Industrial Action - Strikes could be possible
Industrial Action - Strikes could be possible

A union leader has warned of extensive industrial action across the public service from February in a bid to force the Government to reverse its pay cuts.

Blair Horan of the Civil and Public Service Union, which represents lower paid civil servants, said it would take extensive strike action to make the Government change course.

He said low-level industrial action, such as withdrawing from partnership, would not be enough to persuade the Government to reverse pay cuts.

Asked whether his members could afford to take strike action, he said members could never afford to take strike action but they could not afford the pay cut either.

Mr Horan was speaking as he arrived for a meeting of the ICTU Public Services Committee to formulate a co-ordinated campaign of resistance to the Government's cuts in public sector pay, which is expected to get under way in the coming weeks.

Mike Jennings of the Irish Federation of University Teachers said his members would be refusing to co-operate with the embargo on recruitment and promotions in universities.

He said that would create huge difficulties for the universities, but said they could not expect to operate with drastically reduced staff numbers.

He said academics would be concentrating on core functions rather than administrative tasks like keeping statistics on students.

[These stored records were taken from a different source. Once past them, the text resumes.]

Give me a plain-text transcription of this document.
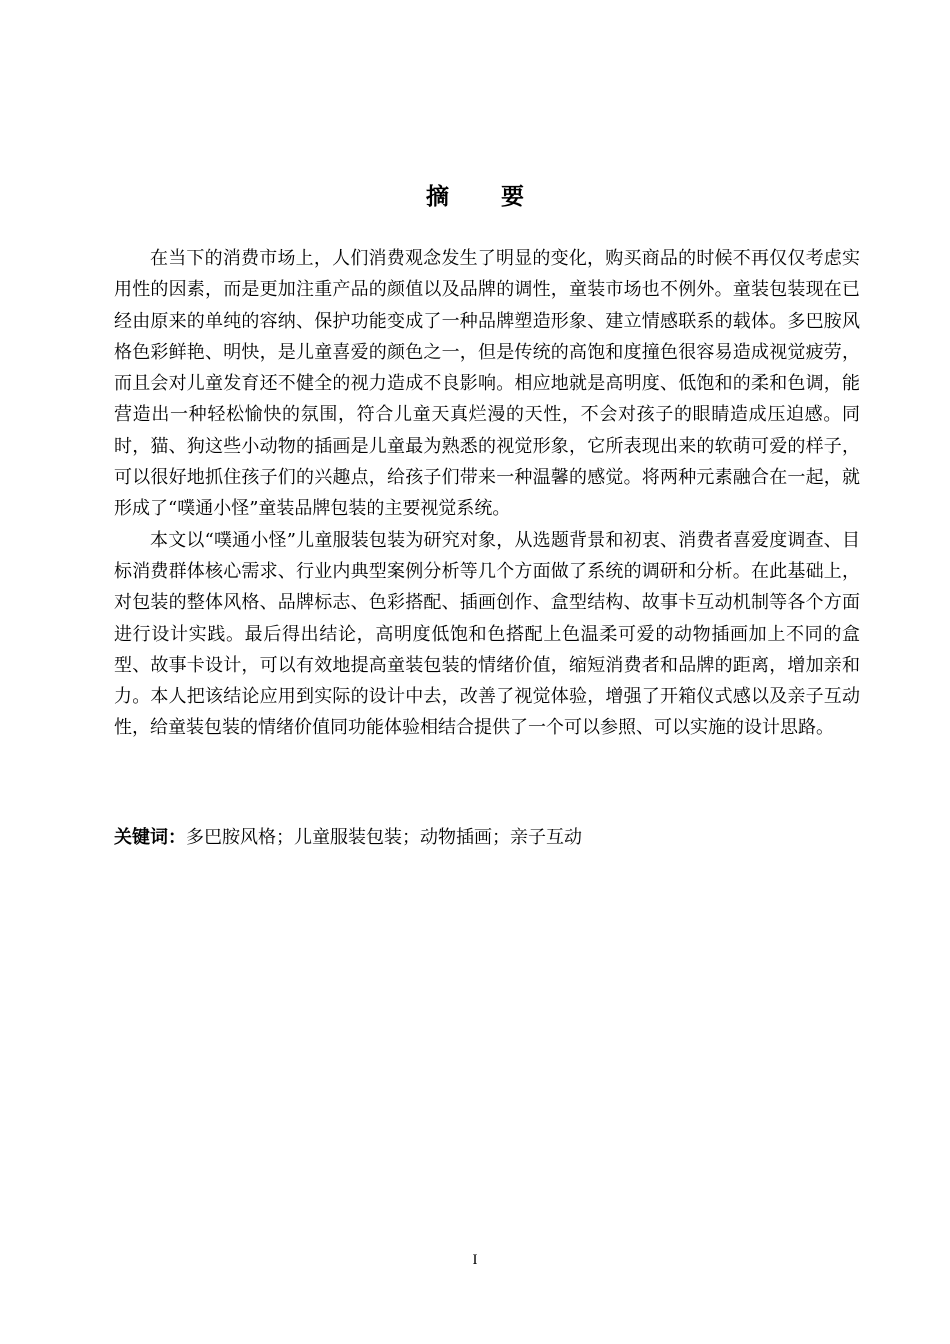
摘 要

在当下的消费市场上，人们消费观念发生了明显的变化，购买商品的时候不再仅仅考虑实用性的因素，而是更加注重产品的颜值以及品牌的调性，童装市场也不例外。童装包装现在已经由原来的单纯的容纳、保护功能变成了一种品牌塑造形象、建立情感联系的载体。多巴胺风格色彩鲜艳、明快，是儿童喜爱的颜色之一，但是传统的高饱和度撞色很容易造成视觉疲劳，而且会对儿童发育还不健全的视力造成不良影响。相应地就是高明度、低饱和的柔和色调，能营造出一种轻松愉快的氛围，符合儿童天真烂漫的天性，不会对孩子的眼睛造成压迫感。同时，猫、狗这些小动物的插画是儿童最为熟悉的视觉形象，它所表现出来的软萌可爱的样子，可以很好地抓住孩子们的兴趣点，给孩子们带来一种温馨的感觉。将两种元素融合在一起，就形成了“噗通小怪”童装品牌包装的主要视觉系统。

本文以“噗通小怪”儿童服装包装为研究对象，从选题背景和初衷、消费者喜爱度调查、目标消费群体核心需求、行业内典型案例分析等几个方面做了系统的调研和分析。在此基础上，对包装的整体风格、品牌标志、色彩搭配、插画创作、盒型结构、故事卡互动机制等各个方面进行设计实践。最后得出结论，高明度低饱和色搭配上色温柔可爱的动物插画加上不同的盒型、故事卡设计，可以有效地提高童装包装的情绪价值，缩短消费者和品牌的距离，增加亲和力。本人把该结论应用到实际的设计中去，改善了视觉体验，增强了开箱仪式感以及亲子互动性，给童装包装的情绪价值同功能体验相结合提供了一个可以参照、可以实施的设计思路。

关键词：多巴胺风格；儿童服装包装；动物插画；亲子互动
I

The head of the Irish Nurses and Midwives Organisation, Liam Doran, said he expected disruption to commence before the end of the month, saying 25 January had been mentioned as a start date.

He said it was a question of directing the anger of public servants, while at the same time ensuring that all sectors of the public service were prepared to 'deliver a meaningful blow'.

He said the Government was not 'out of the woods' at all in terms of what they had done to public servants.

The Prison Officers Association General Secondary John Clinton said that his members were prepared to begin with a work-to-rule but warned that he was 'not ruling anything in or out' as the campaign progresses.

The Public Service Committee is expected to reconvene in around ten days to review the situation.